For the most part, I assume the difference between raw server logs and javascript-driven analytics (GA, Clicky, etc) is mostly down to bots, some I want in general (Google, Bing) and the rest I don't.
I don't do raw logs, erg, gave it up in the 90s. In your comparison of logs to GA, is 10% too low for a gutcall?
I don't actually look at raw logs unless I think there's an issue, so my view of it is skewed.
But no, 10% wouldn't even scratch the surface. Recently was working on a site that gets under 1000 legit uniques per month and was getting 60,000 hits (not uniques) per DAY on the server with the worst day being 150,000 hits. So they were like 99% bots... which explained why they kept have server issues despite having almost no traffic. The vast majority of these have Asian IPs.
The trickier thing is picking out bots that actually show in Google Analytics. Same site mentioned above had actually asked me to look into specific users showing up in their GA data with a profile roughly (this is from memory) like
- 100% bounce
- Safari
- yahoo referrer
- from one of 2 or 3 southern california cities (Huntington Beach was one).
I could not resolve this via GA because GA does not let you see IPs. So we installed Clicky and started watching and looking at IPs when one of the cities in question came up.
Without going into the details of why they wanted to block this traffic, we were slowly able to put identify the IDs and block that bot traffic.
But seriously, I'm a real amateur with that stuff. If I really wanted to get to the bottom of something like that, I'd see if I could hire IncrediBill or get invited as a beta tester on CrawlWall ... though it's been in beta for a long time. Not sure if it's actually usable or not. I know Bill has had some serious distractions the last few years, but he's at least monitoring the Twitter feed https://twitter.com/crawlwall
RC - here's a report from a small, niche site, off-season that is running Cloudflare. CF doesn't block 100% of bots by a long shot, so the actual situation is quite a bit worse I think, but this gives you some idea.

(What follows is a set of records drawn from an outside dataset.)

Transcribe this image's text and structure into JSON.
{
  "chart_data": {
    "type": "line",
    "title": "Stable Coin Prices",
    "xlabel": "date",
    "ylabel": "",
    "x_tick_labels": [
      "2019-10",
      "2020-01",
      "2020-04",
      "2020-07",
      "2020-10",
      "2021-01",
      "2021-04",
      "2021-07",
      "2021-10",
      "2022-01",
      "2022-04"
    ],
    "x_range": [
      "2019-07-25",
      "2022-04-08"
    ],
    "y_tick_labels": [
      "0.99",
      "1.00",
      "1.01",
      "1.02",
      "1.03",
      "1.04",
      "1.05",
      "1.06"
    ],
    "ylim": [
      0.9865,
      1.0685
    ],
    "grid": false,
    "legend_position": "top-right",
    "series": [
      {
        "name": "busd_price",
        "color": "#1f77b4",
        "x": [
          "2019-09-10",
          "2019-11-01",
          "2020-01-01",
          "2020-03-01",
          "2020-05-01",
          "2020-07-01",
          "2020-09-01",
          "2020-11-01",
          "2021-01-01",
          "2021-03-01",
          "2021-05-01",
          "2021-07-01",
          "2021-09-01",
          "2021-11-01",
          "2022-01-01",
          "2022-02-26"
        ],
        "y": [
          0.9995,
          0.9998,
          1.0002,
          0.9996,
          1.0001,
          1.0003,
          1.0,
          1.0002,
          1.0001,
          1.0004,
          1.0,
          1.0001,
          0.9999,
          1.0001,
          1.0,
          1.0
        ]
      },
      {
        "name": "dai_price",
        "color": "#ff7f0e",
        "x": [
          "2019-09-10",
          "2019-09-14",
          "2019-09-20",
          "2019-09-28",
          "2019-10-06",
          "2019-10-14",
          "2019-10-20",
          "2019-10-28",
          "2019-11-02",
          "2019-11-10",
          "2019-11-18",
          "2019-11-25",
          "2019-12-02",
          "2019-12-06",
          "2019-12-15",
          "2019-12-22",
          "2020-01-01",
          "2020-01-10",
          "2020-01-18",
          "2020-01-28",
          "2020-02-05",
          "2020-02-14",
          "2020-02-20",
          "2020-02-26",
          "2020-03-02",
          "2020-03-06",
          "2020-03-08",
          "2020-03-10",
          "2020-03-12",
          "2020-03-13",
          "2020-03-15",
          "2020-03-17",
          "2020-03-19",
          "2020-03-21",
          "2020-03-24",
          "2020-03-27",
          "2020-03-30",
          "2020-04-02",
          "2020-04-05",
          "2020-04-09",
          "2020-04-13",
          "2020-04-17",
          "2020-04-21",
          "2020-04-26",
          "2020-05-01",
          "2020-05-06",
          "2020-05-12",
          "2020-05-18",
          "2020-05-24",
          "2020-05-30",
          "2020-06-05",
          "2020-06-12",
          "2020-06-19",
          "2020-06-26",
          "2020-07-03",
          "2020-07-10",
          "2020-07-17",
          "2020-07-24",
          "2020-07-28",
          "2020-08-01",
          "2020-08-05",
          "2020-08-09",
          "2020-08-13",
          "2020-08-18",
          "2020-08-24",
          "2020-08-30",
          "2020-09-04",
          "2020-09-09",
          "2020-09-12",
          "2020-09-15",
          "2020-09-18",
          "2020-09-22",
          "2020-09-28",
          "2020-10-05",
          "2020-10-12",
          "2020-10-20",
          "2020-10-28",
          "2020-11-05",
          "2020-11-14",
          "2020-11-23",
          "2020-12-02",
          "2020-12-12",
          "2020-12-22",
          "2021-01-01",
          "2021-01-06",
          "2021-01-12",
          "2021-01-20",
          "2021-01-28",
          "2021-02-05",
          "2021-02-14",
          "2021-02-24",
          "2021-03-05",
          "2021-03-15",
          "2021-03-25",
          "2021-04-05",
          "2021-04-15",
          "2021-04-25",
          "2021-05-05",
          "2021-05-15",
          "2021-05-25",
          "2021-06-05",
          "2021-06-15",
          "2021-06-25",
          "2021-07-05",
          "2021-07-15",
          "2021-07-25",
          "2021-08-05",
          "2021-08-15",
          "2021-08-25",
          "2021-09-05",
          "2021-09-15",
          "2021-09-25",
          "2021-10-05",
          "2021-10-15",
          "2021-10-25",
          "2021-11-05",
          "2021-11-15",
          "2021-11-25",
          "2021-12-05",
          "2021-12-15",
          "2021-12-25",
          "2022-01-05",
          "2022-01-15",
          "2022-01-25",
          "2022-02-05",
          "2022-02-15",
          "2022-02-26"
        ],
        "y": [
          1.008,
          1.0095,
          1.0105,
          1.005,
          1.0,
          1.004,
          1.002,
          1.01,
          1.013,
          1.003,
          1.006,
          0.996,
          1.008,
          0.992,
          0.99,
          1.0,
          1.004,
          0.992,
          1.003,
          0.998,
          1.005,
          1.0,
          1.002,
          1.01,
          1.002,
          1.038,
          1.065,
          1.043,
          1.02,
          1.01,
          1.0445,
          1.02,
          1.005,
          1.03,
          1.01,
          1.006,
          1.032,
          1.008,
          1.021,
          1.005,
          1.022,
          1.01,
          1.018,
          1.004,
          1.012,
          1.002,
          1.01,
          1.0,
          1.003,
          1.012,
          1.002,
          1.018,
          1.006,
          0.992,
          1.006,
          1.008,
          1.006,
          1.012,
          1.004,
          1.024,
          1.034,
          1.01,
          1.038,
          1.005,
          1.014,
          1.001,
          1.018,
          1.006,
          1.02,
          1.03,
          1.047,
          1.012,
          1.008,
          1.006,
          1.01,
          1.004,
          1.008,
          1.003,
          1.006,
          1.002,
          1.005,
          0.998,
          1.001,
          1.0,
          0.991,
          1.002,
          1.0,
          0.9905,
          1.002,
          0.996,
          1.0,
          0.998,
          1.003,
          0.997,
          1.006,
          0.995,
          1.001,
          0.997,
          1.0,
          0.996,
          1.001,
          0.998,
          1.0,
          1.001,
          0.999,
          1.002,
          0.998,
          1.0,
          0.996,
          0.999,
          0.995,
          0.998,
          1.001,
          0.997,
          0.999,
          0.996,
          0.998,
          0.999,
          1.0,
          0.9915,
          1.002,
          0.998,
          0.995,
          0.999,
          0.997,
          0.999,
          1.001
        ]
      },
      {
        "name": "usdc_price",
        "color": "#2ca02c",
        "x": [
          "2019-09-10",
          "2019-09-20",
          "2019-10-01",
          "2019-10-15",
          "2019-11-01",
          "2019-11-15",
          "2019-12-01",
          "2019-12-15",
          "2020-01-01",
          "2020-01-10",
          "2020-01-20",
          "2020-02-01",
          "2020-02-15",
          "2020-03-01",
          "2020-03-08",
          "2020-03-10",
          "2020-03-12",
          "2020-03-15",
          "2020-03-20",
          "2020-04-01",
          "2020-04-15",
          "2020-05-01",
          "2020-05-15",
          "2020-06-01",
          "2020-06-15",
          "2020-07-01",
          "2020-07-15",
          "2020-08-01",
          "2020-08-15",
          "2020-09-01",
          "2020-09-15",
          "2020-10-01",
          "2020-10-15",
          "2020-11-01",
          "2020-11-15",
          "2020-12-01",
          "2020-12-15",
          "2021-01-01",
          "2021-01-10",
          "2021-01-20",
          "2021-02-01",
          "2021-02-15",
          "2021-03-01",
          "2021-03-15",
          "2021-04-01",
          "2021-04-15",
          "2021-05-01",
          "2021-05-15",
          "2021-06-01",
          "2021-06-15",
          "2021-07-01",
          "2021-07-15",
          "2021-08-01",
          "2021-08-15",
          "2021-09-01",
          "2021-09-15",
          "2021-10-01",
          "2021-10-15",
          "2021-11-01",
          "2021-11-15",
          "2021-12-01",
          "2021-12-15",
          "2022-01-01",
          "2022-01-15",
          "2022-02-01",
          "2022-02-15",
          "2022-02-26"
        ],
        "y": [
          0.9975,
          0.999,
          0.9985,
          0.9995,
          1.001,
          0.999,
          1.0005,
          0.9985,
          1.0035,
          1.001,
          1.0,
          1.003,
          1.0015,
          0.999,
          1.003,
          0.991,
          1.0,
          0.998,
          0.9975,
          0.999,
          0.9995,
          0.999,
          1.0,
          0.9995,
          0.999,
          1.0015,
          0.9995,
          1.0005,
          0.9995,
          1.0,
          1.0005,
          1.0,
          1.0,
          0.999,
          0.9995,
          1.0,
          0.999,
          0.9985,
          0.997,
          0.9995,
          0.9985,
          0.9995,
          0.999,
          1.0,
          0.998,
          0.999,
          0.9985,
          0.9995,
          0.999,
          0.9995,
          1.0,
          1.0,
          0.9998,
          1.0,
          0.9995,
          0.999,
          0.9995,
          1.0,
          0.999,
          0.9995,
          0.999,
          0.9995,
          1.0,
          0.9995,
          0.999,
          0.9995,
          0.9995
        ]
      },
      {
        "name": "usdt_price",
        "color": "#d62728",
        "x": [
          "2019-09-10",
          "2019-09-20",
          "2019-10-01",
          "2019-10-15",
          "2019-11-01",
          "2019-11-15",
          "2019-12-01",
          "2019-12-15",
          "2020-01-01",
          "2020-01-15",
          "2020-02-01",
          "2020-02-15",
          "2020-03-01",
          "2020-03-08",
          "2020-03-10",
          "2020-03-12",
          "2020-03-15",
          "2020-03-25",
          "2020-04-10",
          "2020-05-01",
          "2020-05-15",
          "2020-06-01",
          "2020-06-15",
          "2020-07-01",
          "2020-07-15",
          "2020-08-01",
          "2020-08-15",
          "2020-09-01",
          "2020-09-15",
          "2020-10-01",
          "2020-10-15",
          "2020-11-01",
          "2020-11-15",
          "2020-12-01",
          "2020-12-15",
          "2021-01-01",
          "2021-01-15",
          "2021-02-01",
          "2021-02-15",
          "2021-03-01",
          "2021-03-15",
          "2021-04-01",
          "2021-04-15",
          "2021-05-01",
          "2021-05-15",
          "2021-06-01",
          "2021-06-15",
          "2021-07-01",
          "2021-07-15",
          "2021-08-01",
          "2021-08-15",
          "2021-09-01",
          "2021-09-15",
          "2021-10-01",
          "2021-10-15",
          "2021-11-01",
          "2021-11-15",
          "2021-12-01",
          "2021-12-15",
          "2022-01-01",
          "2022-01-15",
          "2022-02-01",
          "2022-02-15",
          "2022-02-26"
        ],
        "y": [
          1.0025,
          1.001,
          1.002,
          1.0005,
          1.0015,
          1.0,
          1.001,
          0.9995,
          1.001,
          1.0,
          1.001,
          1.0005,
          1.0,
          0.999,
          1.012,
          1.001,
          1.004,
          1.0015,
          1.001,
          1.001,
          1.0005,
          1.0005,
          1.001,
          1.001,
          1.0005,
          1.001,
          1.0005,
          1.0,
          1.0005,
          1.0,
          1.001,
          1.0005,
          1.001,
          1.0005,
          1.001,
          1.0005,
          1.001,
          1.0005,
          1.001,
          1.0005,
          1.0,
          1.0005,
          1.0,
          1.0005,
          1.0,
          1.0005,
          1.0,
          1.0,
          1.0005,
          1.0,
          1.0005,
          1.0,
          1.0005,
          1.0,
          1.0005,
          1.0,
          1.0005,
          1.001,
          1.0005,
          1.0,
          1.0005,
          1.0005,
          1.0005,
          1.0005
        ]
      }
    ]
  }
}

>users showing up in their GA data with a profile roughly
Thanks. I'll take a look for suspect profiles.
>If I really wanted to get to the bottom of something like that
It's not worth that. Rules of Thumb provided by th3core members have long served me well.
In this case, the GA numbers seem about right (minus 10%), but I've always preached to proud site owners that 30% of your traffic is bots. My main interest is just assessing how well GA distinguishes between eyeballs & bots.
Ah. I think I misunderstood your question. My general feeling is that Javascript analytics (including GA) pick up only a small percentage of bots. You're only going to get bots that parse Javascript, which is a small number.